In many languages, ⟨ç⟩ represents the "soft" sound /
s/ where a ⟨c⟩ would normally represent the "hard" sound /
k/. These include:
Catalan. Known as ce trencada ('broken C') in this language, where it can be used before ⟨a⟩, ⟨o⟩, ⟨u⟩ or at the end of a word. Some examples of words with ⟨ç⟩ are amenaça ('menace'), torçat ('twisted'), xoriço ('chorizo'), forçut ('strong'), dolç ('sweet') and caça ('hunting'). A well-known word with this character is Barça, a common Catalan clipping of
Futbol Club Barcelona.
French (cé cédille): français ('French'), garçon ('boy'), façade ('frontage'), grinçant ('squeaking'), leçon ('lesson'), reçu ('received' [past participle]). French does not use the character at the end of a word but it can occur at the beginning of a word (e.g., ça, 'that').[1] It is never used in French where C would denote /s/ (before e, i, y) nor before h.
Occitan (ce cedilha): torçut ('twisted'), çò ('this'), ça que la ('nevertheless'), braç ('arm'), brèç ('cradle'), voraç ('voracious'). It can occur at the beginning or end of words.
Portuguese (cê-cedilha, cê de cedilha or cê cedilhado): it is used before ⟨a⟩, ⟨o⟩, ⟨u⟩: taça ('cup'), braço ('arm'), açúcar ('sugar'). Modern Portuguese does not use the character at the beginning or at the end of a word (the nickname for Conceição is São, not Ção). According to a Portuguese grammar written in 1550, the letter ç had the sound of /dz/ around that time. Another grammar written around 1700 would say that the letter ç sounds like /s/, which shows a phonetic evolution that is still valid today.

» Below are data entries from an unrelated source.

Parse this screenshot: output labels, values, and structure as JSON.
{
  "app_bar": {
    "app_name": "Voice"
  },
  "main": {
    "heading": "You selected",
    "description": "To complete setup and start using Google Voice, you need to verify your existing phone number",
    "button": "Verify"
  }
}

Old Galician used the ç letter, however it is no longer present in the official norm for the
Galician language by the
Royal Galician Academy. However, the unofficial norm for the Galician language by the
AGAL reclaims the ç as part of the language.

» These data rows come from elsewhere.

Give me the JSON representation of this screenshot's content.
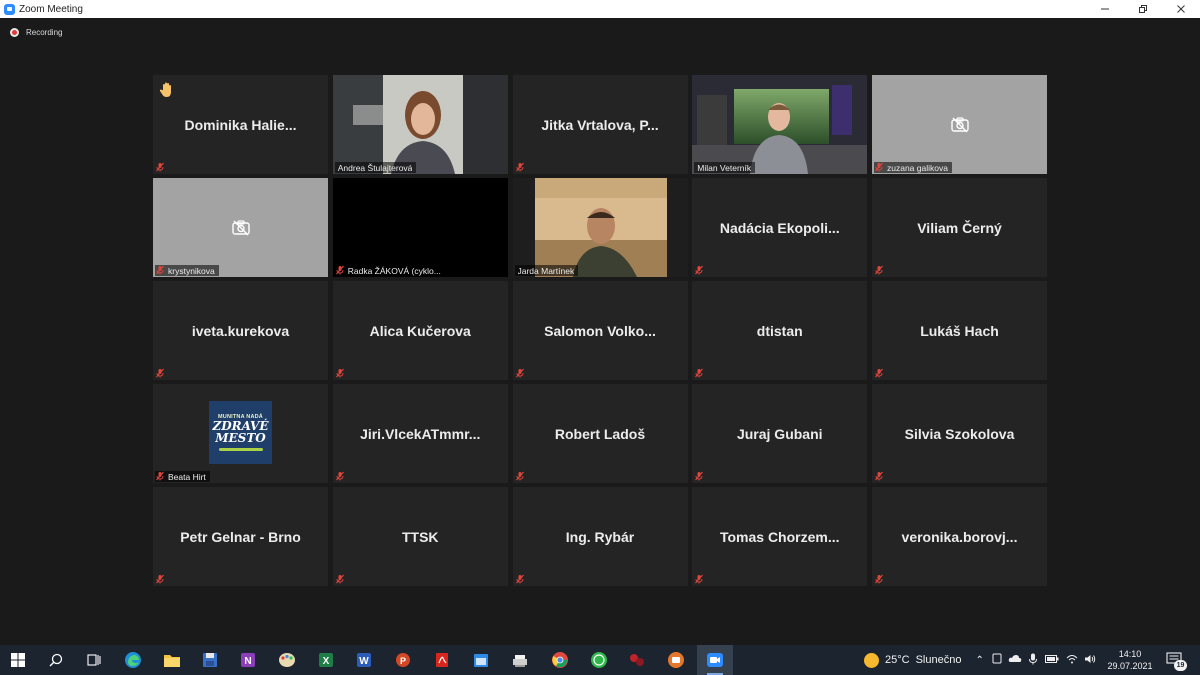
{
  "window": {
    "title": "Zoom Meeting"
  },
  "recording": {
    "label": "Recording"
  },
  "participants": [
    {
      "name": "Dominika  Halie...",
      "display": "name",
      "hand_raised": true,
      "muted": true
    },
    {
      "name": "Andrea Štulajterová",
      "display": "video",
      "active_speaker": true
    },
    {
      "name": "Jitka  Vrtalova,  P...",
      "display": "name",
      "muted": true
    },
    {
      "name": "Milan Veterník",
      "display": "video"
    },
    {
      "name": "zuzana galikova",
      "display": "camera-off",
      "muted": true
    },
    {
      "name": "krystynikova",
      "display": "camera-off",
      "muted": true
    },
    {
      "name": "Radka ŽÁKOVÁ (cyklo...",
      "display": "black",
      "muted": true
    },
    {
      "name": "Jarda Martínek",
      "display": "video"
    },
    {
      "name": "Nadácia  Ekopoli...",
      "display": "name",
      "muted": true
    },
    {
      "name": "Viliam Černý",
      "display": "name",
      "muted": true
    },
    {
      "name": "iveta.kurekova",
      "display": "name",
      "muted": true
    },
    {
      "name": "Alica Kučerova",
      "display": "name",
      "muted": true
    },
    {
      "name": "Salomon  Volko...",
      "display": "name",
      "muted": true
    },
    {
      "name": "dtistan",
      "display": "name",
      "muted": true
    },
    {
      "name": "Lukáš Hach",
      "display": "name",
      "muted": true
    },
    {
      "name": "Beata Hirt",
      "display": "logo",
      "muted": true,
      "logo_text": [
        "MUNITNA NADÁ",
        "ZDRAVÉ",
        "MESTO"
      ]
    },
    {
      "name": "Jiri.VlcekATmmr...",
      "display": "name",
      "muted": true
    },
    {
      "name": "Robert Ladoš",
      "display": "name",
      "muted": true
    },
    {
      "name": "Juraj Gubani",
      "display": "name",
      "muted": true
    },
    {
      "name": "Silvia Szokolova",
      "display": "name",
      "muted": true
    },
    {
      "name": "Petr Gelnar - Brno",
      "display": "name",
      "muted": true
    },
    {
      "name": "TTSK",
      "display": "name",
      "muted": true
    },
    {
      "name": "Ing. Rybár",
      "display": "name",
      "muted": true
    },
    {
      "name": "Tomas  Chorzem...",
      "display": "name",
      "muted": true
    },
    {
      "name": "veronika.borovj...",
      "display": "name",
      "muted": true
    }
  ],
  "taskbar": {
    "apps": [
      "start-icon",
      "search-icon",
      "task-view-icon",
      "edge-icon",
      "file-explorer-icon",
      "save-icon",
      "onenote-icon",
      "paint-icon",
      "excel-icon",
      "word-icon",
      "powerpoint-icon",
      "acrobat-icon",
      "calendar-icon",
      "scanner-icon",
      "chrome-icon",
      "whatsapp-icon",
      "app-red-icon",
      "app-orange-icon",
      "zoom-icon"
    ],
    "weather": {
      "temp": "25°C",
      "condition": "Slunečno"
    },
    "time": "14:10",
    "date": "29.07.2021",
    "notifications": "19"
  },
  "colors": {
    "tile_bg": "#242424",
    "active_border": "#d6e868",
    "mute_red": "#e0463c",
    "taskbar_bg": "#1c2430"
  }
}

Old Spanish used ç to represent /t͡s/. It also represented /d͡z/ allophonically when it occurred before a voiced consonant.[citation needed]
On Albanian, Belgian, European French, Portuguese, Spanish, Swiss, Turkish and Italian keyboards, Ç is directly available as a separate key; however, on most other keyboards, including the US and British keyboard, a combination of keys must be used:
In
classic Mac OS and
macOS, these are ⌥ Opt+C and ⌥ Opt+⇧ Shift+C for lower- and uppercase, respectively.
In the
X Window System and many
Unix consoles, one presses sequentially Compose, , and either C or ⇧ Shift+C. Alternatively, one may press AltGr+= and then either C or ⇧ Shift+C.
In
Microsoft Windows, these are Alt+0231 or Alt+135 for lowercase and Alt+0199 or Alt+128 for uppercase.
In
Microsoft Word, these are Ctrl+, and then either C or ⇧ Shift+C.